The most common things that come out of my mouth every weekday between 6:27 a.m. and 9 a.m.:

"It's not time to wake up yet... shhhhh!"
"We have 3 more minutes before it's wake-up time."
"If you are in Mommy and Daddy's bed, you have to be quiet."
"Ouch! Go play in your bedroom with sissy... quietly."
"No, you may not have a Fiber One bar."
"Eat your breakfast."
"No... you've had enough Wild Kratts.  Time to get ready for the day."
"Yes... it's school day."
"Oh, I know!  It's horrible. You'll survive." 
"Please get dressed."
"You have to get dressed before Mommy finishes her coffee... or Mommy picks out your outfit."
"Good job getting dressed.  Now, let's try it with the underwear under the pants."
"You look so nice! Thank you for getting dressed on your own."
"No, you cannot wear that.  It's dirty/you wore it yesterday/it's too cold outside for that."
"Did you remember underwear?"
"Did you flush?"
"Wash your hands."
"Hold on one sec... I'll be right there to wipe your bummy!"
"Don't forget to put on your socks."
"Please put on your shoes."
"Nope... wrong feet. Try again, sweetie."
"Where is your coat?"
"Because I said so."
"Stop asking why... just do it."
"Are you kidding me?"
"Stop teasing your sister."
"You can't have mac & cheese for breakfast."
"Please sit on your bummy."
"You do that again, Mommy takes your blankie/teddy bear."
"Don't carry the cat upside down by his tail!"
"Would you like ME to carry YOU that way?"
"You're missing the point."
"Come get your vitamins."
"You get what you get... and you don't throw a fit."
"Deal with it, kiddo."
"No, you can't have gummy bears for breakfast."
"Please go get in the car."
"Because I said so!"
"Brushing your hair does NOT hurt."
"Yes... if you want long hair like Rapunzel you have to stop sucking your thumb and eat your veggies."
"If you want a french braid, you have to sit still."
"You can't ask for a french braid when we're already 10 minutes late!"
"You said you wanted a french braid.  THIS is a french braid!"
"I think what you meant to say was 'thank you'."
"No... I'm done doing hair for a while until you can remember to be grateful."
"You're fine."
"Shake it off."
"You can have Cheerios... or Cheerios."
"We're out of oatmeal."
"We're also out of pancakes."
"No... those are Mommy's special fatty pancakes with whip cream.  No, you may not have them."
"Yes... you may have bacon."
"You wanted toast... that IS toast!"
"It's not nice to steal food off of anyone's plate.  EAT YOUR OWN BREAKFAST."
"The last time I got to eat all my food off my own plate was before you were born, you know that, right?"
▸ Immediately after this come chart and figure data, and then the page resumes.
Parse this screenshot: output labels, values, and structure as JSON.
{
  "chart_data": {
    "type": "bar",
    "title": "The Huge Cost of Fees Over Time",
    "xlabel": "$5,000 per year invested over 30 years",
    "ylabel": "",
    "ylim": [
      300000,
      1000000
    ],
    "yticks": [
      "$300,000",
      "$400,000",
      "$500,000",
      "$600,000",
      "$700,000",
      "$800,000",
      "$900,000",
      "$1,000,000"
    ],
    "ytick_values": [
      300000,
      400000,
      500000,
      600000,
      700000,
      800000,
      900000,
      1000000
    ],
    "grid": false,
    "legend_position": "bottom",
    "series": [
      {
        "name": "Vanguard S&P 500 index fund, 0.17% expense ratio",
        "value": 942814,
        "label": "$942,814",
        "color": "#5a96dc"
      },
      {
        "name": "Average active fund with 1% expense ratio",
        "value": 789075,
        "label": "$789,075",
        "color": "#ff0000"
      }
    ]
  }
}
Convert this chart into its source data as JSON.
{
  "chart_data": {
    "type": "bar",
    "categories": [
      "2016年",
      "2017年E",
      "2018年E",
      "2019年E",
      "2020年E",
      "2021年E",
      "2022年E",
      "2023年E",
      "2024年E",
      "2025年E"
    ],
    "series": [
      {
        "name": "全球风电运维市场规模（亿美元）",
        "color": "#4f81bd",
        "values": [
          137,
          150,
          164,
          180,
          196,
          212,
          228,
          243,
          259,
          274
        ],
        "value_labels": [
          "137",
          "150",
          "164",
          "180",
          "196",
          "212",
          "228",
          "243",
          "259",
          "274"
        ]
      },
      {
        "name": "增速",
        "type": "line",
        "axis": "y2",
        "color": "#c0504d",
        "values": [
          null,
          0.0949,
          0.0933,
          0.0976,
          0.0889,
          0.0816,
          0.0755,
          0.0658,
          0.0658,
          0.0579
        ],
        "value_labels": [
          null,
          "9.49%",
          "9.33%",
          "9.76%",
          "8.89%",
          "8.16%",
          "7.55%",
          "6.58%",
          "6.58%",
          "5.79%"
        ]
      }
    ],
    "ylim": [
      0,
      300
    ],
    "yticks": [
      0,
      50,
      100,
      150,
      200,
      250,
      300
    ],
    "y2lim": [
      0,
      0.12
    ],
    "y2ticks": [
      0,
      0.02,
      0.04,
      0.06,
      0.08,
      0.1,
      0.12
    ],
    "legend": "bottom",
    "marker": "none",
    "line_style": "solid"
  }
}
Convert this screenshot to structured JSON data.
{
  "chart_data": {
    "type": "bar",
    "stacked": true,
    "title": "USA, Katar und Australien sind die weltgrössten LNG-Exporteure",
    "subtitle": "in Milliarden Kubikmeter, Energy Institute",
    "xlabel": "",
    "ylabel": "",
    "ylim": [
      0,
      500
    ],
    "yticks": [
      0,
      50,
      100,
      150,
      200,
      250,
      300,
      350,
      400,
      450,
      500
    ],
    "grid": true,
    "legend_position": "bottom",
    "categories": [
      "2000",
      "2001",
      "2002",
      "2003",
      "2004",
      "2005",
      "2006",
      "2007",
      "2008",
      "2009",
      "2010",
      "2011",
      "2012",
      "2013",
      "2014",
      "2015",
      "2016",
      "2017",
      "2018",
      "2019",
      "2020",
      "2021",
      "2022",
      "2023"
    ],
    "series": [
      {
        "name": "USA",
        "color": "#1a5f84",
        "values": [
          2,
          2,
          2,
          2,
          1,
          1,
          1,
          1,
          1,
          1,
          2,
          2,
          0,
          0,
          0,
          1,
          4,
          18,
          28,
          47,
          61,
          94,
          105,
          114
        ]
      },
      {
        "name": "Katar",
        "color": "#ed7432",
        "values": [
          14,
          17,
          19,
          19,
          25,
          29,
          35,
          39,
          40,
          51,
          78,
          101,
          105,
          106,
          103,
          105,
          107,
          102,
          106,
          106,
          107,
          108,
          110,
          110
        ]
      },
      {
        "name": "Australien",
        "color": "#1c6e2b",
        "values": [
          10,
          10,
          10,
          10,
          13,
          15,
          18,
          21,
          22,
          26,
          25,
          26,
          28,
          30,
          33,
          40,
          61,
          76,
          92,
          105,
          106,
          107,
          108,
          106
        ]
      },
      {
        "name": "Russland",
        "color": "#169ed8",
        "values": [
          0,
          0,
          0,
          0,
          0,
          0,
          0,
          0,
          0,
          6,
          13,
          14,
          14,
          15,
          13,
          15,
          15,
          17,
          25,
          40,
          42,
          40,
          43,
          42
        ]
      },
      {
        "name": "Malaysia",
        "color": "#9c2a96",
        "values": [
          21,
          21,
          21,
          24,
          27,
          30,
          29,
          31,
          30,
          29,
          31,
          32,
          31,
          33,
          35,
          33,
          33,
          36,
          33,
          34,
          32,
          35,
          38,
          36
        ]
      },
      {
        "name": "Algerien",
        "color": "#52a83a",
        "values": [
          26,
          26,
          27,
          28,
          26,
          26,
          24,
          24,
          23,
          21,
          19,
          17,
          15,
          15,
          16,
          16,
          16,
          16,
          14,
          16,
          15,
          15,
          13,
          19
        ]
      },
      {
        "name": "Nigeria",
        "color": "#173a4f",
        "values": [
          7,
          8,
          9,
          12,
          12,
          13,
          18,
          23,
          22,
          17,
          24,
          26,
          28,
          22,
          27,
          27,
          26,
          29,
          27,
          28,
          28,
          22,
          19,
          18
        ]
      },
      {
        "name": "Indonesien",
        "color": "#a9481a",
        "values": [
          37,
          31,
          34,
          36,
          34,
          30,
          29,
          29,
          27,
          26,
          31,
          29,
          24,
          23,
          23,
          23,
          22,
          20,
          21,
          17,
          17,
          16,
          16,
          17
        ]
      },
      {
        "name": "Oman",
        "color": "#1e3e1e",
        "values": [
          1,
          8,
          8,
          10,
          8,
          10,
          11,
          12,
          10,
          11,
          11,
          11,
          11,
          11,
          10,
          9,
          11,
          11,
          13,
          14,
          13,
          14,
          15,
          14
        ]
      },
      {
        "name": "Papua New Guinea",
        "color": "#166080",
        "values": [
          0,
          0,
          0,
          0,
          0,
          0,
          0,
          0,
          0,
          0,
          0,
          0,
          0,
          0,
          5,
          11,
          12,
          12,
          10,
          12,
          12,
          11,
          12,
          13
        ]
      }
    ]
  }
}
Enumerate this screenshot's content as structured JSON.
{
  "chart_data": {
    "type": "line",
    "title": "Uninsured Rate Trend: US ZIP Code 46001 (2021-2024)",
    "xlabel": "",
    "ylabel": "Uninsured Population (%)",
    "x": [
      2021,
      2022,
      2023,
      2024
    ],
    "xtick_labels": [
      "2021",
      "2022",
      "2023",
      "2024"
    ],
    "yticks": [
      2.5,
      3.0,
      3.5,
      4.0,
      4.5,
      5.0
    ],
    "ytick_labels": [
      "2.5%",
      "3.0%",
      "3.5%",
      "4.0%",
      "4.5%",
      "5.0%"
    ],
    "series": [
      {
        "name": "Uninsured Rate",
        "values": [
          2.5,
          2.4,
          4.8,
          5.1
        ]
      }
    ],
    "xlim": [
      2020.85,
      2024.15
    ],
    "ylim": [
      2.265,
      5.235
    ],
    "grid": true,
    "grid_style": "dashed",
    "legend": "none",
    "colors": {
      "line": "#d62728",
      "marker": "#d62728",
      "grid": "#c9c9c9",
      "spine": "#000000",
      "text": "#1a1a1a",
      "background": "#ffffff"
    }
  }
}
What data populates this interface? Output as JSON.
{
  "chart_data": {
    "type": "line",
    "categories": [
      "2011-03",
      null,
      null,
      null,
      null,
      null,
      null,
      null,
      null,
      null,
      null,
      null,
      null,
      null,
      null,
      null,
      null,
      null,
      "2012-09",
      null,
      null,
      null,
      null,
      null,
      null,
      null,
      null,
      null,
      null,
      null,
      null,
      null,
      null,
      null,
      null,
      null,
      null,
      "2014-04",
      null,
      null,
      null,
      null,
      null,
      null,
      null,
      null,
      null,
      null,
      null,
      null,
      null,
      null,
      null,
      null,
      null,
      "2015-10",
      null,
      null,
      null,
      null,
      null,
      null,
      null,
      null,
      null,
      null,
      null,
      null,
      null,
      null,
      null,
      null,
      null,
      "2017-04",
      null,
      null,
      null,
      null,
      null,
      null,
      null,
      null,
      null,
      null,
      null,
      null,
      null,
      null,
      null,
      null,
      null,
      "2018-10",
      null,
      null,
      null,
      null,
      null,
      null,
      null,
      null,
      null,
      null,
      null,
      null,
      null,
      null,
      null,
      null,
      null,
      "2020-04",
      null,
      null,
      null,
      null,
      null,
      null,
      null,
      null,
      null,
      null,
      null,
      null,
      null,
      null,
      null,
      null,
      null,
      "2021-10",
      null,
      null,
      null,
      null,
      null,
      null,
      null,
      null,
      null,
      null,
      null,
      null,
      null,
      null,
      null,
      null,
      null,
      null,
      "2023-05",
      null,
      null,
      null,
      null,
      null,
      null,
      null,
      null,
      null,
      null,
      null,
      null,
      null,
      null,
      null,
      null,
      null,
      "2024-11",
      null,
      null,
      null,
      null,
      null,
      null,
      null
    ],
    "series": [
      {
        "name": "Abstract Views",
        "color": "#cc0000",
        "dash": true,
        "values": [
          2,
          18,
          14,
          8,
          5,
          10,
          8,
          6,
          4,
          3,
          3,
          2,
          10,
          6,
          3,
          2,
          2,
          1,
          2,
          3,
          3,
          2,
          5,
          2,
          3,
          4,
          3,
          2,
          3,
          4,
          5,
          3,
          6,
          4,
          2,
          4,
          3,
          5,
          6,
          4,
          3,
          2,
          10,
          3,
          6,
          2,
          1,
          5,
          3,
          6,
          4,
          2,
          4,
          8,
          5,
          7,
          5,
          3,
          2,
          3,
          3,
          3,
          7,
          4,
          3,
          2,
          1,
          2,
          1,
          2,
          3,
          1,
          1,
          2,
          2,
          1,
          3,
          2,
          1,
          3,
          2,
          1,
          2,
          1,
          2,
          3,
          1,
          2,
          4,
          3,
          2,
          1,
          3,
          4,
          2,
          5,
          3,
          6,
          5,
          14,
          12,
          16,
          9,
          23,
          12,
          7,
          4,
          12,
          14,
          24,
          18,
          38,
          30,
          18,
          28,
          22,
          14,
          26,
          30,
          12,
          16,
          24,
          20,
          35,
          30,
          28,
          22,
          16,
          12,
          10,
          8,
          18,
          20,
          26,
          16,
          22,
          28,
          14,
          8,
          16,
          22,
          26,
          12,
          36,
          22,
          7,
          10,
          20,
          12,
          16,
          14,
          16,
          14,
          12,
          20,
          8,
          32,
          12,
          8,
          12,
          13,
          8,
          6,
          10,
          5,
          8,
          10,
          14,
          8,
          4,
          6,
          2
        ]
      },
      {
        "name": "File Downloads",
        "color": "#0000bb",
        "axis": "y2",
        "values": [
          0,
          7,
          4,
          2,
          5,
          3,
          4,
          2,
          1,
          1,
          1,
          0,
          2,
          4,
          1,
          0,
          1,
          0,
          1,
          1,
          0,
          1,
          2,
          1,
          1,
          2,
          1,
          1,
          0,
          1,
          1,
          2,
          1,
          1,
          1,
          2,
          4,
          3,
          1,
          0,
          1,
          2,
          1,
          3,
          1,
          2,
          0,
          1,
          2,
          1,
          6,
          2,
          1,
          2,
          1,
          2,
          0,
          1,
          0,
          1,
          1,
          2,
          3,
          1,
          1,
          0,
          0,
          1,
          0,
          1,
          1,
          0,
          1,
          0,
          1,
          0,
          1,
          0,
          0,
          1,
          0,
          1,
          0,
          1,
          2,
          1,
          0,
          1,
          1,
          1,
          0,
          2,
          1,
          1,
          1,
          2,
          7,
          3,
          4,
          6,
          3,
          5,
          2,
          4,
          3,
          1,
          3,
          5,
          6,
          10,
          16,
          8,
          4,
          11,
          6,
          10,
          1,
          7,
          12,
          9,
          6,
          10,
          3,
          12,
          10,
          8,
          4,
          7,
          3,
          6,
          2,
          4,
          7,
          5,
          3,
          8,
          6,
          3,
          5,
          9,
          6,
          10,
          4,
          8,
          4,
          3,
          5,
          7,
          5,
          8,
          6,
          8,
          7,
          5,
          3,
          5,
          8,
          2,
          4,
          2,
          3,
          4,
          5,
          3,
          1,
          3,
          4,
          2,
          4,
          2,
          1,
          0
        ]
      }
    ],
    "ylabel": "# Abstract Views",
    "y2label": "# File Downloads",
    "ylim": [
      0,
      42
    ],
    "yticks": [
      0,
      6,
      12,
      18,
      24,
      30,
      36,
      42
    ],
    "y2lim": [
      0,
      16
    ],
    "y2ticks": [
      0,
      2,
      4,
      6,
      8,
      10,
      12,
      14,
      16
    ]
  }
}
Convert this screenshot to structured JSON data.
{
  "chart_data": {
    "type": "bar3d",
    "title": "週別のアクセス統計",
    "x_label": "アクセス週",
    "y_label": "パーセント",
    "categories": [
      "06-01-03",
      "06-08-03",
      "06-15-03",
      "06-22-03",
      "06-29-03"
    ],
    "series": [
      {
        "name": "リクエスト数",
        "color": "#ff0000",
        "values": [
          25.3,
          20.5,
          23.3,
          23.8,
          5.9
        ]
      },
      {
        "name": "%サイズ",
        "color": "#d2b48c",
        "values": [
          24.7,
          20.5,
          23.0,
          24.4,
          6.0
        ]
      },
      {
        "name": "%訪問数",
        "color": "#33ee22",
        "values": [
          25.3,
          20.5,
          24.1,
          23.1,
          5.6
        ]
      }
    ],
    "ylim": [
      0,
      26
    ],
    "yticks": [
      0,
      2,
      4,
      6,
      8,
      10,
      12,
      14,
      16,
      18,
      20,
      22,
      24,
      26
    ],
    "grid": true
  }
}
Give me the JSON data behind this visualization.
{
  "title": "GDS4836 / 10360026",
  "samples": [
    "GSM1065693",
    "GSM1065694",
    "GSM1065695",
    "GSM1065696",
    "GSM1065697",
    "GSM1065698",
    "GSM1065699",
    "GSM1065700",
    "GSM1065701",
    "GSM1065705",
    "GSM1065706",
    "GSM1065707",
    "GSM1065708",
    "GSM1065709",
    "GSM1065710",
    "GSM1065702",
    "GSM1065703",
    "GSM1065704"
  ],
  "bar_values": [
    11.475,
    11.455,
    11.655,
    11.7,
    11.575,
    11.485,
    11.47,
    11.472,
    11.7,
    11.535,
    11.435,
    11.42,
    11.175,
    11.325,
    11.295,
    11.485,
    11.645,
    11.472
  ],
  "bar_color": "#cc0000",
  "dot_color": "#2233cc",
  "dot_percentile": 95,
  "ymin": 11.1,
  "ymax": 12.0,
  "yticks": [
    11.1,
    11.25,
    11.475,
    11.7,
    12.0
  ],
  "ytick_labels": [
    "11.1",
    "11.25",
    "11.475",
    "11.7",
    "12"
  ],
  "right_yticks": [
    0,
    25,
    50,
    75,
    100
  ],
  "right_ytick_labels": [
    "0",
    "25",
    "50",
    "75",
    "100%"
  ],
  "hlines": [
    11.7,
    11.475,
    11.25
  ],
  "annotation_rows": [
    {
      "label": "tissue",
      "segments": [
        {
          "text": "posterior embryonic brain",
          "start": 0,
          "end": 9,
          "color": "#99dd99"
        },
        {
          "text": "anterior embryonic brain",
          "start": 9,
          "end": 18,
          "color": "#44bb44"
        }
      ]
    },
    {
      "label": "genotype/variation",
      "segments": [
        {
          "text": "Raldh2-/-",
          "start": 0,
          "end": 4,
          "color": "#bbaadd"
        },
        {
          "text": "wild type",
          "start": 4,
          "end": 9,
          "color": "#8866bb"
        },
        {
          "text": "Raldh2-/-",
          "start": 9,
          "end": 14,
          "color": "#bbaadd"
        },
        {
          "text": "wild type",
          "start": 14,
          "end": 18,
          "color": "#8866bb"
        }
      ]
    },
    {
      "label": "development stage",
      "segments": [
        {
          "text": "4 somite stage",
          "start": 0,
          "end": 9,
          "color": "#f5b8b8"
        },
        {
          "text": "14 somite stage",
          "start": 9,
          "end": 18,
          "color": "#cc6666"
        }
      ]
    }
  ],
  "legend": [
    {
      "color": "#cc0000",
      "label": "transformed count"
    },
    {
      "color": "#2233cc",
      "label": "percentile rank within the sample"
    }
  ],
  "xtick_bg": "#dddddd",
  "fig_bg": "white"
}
"Next time you get out of your seat, that means you're done eating and we give Daddy-monster your breakfast."
"Go get in the car."
"Worry about yourself, please."
"No more tattling!"
"No, you can't take that toy with you."
"Because teacher will take it away."
"Because I said so."
"Where is your blankie?"
"Why are your pants on backwards?"
"Why in the world would you take your shoes off IN THE CAR ON THE WAY TO SCHOOL?"
"If you want second breakfast at school, you better hurry!"
"We're totally late... let's move!"
"I'm sorry... I don't know where the Frozen CD is."
"Stop sticking your tongue out."
"You think I can't see you?"
"Yes, I DO have eyes in the back of my head."
"Yes... I DO know everything.  Because I eat my vegetables."
"Because I said so!"
"I love you."
"What do you mean you need something for show and share?"

And that, my friends, is more words than I speak in an entire day at work.